The Island of Thirty Coffins / The Secret of Sarek
- Cover of L'Île aux trente cercueils (1969 edition)
- Author: Maurice Leblanc
- Language: French
- Genre: Detective novel
- Publication date: 1919
- Media type: Print

= The Island of Thirty Coffins =

1919 novel by Maurice Leblanc

The Secret of Sarek (L'Île aux trente cercueils / The Island of Thirty Coffins) is a French novel by Maurice Leblanc, 1919, also known for the film version as a mini-series in 1979 starring Claude Jade as Véronique.

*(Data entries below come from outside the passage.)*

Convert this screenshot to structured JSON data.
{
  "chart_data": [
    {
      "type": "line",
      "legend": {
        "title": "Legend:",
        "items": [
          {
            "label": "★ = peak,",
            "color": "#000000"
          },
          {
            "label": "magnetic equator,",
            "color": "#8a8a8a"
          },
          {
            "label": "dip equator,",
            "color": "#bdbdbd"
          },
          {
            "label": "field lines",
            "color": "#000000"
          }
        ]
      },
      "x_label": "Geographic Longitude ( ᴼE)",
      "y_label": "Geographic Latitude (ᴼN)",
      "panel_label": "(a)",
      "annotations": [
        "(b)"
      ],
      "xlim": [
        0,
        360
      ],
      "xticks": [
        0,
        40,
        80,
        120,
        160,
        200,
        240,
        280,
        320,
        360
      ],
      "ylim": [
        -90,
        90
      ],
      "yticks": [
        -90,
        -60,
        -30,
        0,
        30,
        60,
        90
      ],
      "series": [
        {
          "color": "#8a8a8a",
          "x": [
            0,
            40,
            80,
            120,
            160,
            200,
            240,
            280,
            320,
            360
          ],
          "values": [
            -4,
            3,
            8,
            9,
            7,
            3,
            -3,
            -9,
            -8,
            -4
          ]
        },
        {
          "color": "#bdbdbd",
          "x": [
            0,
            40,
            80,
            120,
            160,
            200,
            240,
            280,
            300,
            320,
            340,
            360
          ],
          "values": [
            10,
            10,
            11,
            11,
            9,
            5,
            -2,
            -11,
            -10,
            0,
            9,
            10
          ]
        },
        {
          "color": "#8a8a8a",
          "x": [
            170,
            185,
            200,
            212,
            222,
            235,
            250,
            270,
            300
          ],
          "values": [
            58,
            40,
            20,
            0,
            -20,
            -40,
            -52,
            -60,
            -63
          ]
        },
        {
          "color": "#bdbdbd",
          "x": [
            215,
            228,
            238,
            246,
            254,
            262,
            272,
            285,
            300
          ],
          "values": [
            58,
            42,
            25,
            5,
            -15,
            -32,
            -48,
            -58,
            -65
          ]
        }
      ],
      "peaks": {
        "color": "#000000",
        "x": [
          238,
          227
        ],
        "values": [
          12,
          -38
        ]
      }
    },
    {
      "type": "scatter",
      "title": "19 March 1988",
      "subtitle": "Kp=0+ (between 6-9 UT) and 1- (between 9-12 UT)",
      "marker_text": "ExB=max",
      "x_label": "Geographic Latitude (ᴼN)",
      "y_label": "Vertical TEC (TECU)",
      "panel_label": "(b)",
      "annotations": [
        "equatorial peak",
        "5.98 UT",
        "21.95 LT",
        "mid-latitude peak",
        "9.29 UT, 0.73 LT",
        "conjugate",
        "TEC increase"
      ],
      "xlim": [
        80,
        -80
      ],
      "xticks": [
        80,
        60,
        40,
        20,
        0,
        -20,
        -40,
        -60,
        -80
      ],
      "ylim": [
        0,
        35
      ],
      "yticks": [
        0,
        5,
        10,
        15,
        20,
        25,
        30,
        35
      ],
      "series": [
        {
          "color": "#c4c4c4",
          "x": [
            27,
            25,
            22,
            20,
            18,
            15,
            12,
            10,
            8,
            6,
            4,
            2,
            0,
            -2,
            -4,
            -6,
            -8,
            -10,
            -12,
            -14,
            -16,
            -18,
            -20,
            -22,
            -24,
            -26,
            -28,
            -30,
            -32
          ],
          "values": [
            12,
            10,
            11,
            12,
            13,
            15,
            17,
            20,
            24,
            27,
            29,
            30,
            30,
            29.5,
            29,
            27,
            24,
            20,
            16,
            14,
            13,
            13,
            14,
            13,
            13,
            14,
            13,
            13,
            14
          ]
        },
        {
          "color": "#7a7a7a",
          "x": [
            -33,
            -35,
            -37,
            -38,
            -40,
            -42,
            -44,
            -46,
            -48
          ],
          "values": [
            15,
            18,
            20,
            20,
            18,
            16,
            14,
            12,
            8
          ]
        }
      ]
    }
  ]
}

The action begins in France in 1917. The heroine of the story is Véronique d'Hergemont. In 1903, her father, Professor Antoine d'Hergemont, kidnapped her baby and it was later reported by news outlets that they both had drowned in the sea.It was her father's revenge on Véronique's marriage to Count Vorski. While watching a film, Véronique spots her childhood signature "V d'H" mysteriously written on the side of a hut in the background of a scene. Her visit to the location of the film shoot deepens the mystery, but also provides further clues that point her towards long-lost relations and a great secret from ancient history: She finds a prophecy: "Four women on the cross, stone of God that gives life or death. Thirty sacrifices for thirty coffins". When Véronique arrives on the island of Sarek, the prophecy comes true. Many people die horrific deaths and Véronique also ends up in a torture chamber. She faces the sinister forces. It is a secret that will require the services of a particular man, to unravel.

== TV series ==
In 1979 a successful TV series "L'Île aux trente cercueils" was released. Claude Jade plays the leading role as Véronique.

Director: Marcel Cravenne
===Cast===
- Claude Jade (Véronqiue d'Hergemont)
- Jean-Paul Zehnacker (Vorski)
- Yves Beneyton (Maroux)
- Pascal Sellier (Francois / Eric)
- Julie Philippe (Elfride)
- Georges Marchal (Antoine d'Hergemont)
- Marie Mergey (Honorine)

In the mini-series, the figure of Arsène Lupin, who appears at the end like deus ex machina, does not exist. So Véronique can solve the mystery alone with the help of a friend. In the TV version, the villains Elfride and Vorski die at the end: Elfride stabs and Vorski and shoots himself. Then Véronique can leave the island accompanied by two other characters and the dog Aramis.